I don’t care if you comment on my blog. I don’t care if you read my blog. (In fact, I am a little embarrassed that I am only now starting a blog, a few years too late in a twitterpated, Twitter-dominated world.)

But I am writing because I have things to share. I have been circling around this world for four years, writing letters, remembering stories, taking pictures, not taking pictures, watching green sunsets, watching badly subtitled American TV, staring at airline puke bags, learning new currencies, accumulating several international numbers, walking colorful mountains, being bad at keeping in touch and panicking on the phone, learning new words and forgetting old ones.
I have had mailing addresses and cell phones in New York, Paris, Idaho, South Korea, Colorado, South Africa, and Toronto. I have celebrated birthdays in creepy Korean amusements parks, on boats off the coast of Africa, and in small Parisian hideaways known only as Chez Alice. I missed my brother’s high school graduation. I allowed a doctor in a hospital with geckos on the wall and a confiscated-gun drawer at check-in to screw my ankle back together. I have worked with kids that give me hope for the world and seen schools that leave me in despair for our future.

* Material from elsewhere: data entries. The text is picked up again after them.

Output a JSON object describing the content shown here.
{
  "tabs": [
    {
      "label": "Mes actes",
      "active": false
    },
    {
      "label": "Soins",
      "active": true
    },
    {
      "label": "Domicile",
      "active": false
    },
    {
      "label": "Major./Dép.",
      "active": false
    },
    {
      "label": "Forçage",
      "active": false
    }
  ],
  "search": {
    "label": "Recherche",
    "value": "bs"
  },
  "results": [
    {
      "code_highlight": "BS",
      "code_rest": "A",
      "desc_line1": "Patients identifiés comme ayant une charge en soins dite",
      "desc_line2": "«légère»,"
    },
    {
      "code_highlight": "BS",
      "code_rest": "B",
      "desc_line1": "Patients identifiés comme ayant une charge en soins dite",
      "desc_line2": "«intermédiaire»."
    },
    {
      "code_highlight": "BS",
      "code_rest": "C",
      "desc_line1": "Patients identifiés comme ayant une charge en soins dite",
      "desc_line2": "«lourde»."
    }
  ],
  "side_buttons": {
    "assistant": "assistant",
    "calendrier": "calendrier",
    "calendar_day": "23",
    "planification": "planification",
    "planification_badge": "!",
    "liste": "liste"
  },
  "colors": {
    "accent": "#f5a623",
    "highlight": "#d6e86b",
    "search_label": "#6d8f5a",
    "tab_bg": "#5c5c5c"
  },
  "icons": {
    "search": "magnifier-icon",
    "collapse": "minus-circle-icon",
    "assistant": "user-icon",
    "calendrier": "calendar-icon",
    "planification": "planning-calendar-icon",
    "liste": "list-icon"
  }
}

And every day, I fall more in love with the world. I learn. I struggle. I watch. I love. I learn more. I listen. I laugh. I often cry. I write it down. I learn even more. And everywhere, it all just keeps going.

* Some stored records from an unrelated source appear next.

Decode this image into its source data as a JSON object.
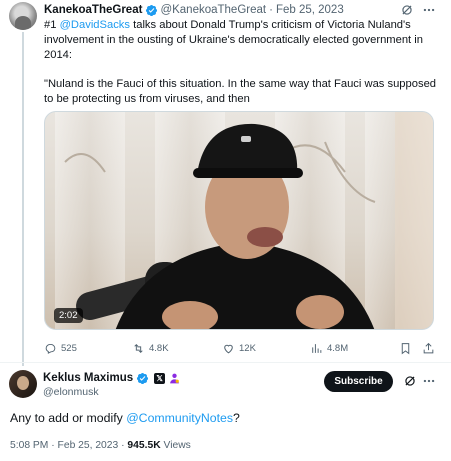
{
  "quoted_tweet": {
    "author_name": "KanekoaTheGreat",
    "handle": "@KanekoaTheGreat",
    "separator": "·",
    "date": "Feb 25, 2023",
    "text_line1_prefix": "#1 ",
    "text_mention": "@DavidSacks",
    "text_line1_rest": " talks about Donald Trump's criticism of Victoria Nuland's involvement in the ousting of Ukraine's democratically elected government in 2014:",
    "text_quote": "\"Nuland is the Fauci of this situation. In the same way that Fauci was supposed to be protecting us from viruses, and then",
    "video_duration": "2:02",
    "actions": {
      "replies": "525",
      "reposts": "4.8K",
      "likes": "12K",
      "views": "4.8M"
    }
  },
  "main_tweet": {
    "author_name": "Keklus Maximus",
    "x_badge": "𝕏",
    "handle": "@elonmusk",
    "subscribe_label": "Subscribe",
    "text_prefix": "Any to add or modify ",
    "text_mention": "@CommunityNotes",
    "text_suffix": "?",
    "time": "5:08 PM",
    "separator": "·",
    "date": "Feb 25, 2023",
    "views_count": "945.5K",
    "views_label": "Views"
  },
  "icons": {
    "verified": "verified-badge-icon",
    "grok": "grok-icon",
    "more": "more-icon",
    "reply": "reply-icon",
    "repost": "repost-icon",
    "like": "like-icon",
    "views": "views-icon",
    "bookmark": "bookmark-icon",
    "share": "share-icon",
    "affiliate": "affiliate-badge-icon"
  },
  "colors": {
    "accent": "#1d9bf0",
    "text": "#0f1419",
    "muted": "#536471",
    "affiliate": "#8b2be2"
  }
}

The man that stole/ate the cake off my dinner tray somewhere between Johannesburg and London gets off the plane and goes somewhere.

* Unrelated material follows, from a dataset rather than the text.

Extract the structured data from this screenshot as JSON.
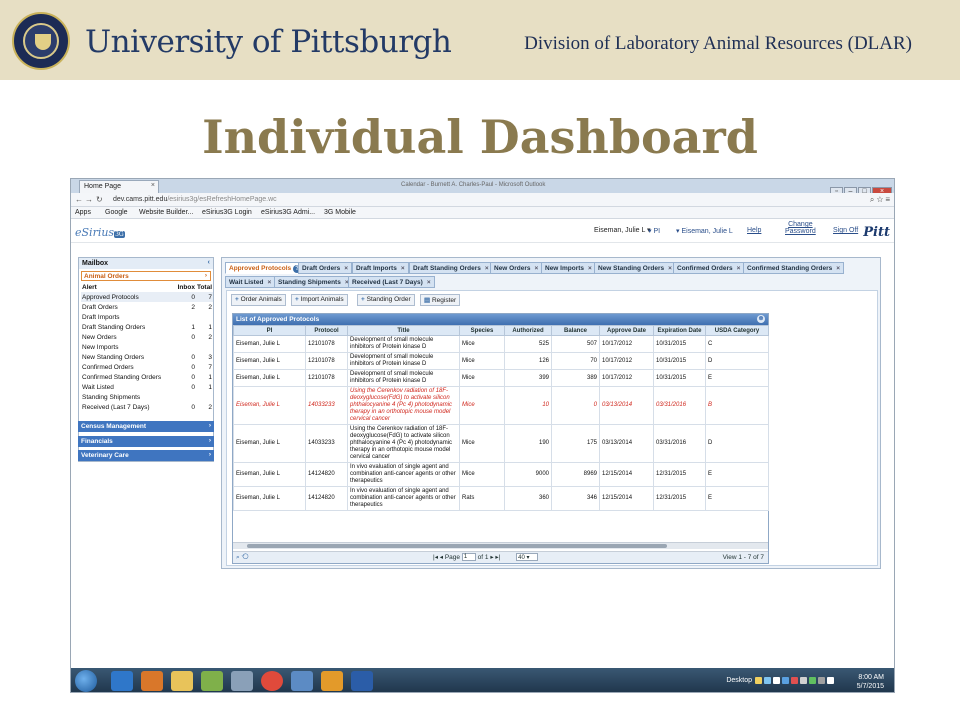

The Canadian immigration guy who performed my very first background check and searched through every single article of anything in my over-packed/expertly-packed suitcases, even my dirty laundry bag (which I managed not to point out until he has were already too deep to turn back) likely performed his next interrogation the very same way.
Today in Cape Town, students at Observatory Junior School are lining up outside the art room, waiting for the doors to their salvation to open; the small “swap” library that allows them to take a single book home, just like they did a couple weeks ago. And every day, hundreds of men, young or old or sick or cold, sit on the side of the street outside of Hout Bay, hoping for even a couple hours worth of work at a dollar an hour.

It all just keeps going, big, small, beautiful, ugly. And whether I am here or there or somewhere, that matters only to me. And perhaps to you.
So I will write this blog, like my “big emails”, for all the right reasons; for myself, for posterity’s sake, to someday give it to my someday children, because I need an outlet, because some of this is because of some of you, because I get lonely and this helps take the edge off, because if I can’t always experience it with one of you so then maybe I can share it with all of you, and because the very least I can do in return, in gratitude for the life I have been given, is to pass it on.
I don’t promise to post something every day. I also don’t promise anything will be good or enlightening or witty or beautiful. It will just be what it is from wherever I am.
I recently had a dream where a stranger asked my mom how she continues to let me go. My mom responded, “Because, even if it’s just for a little bit, she always comes back.”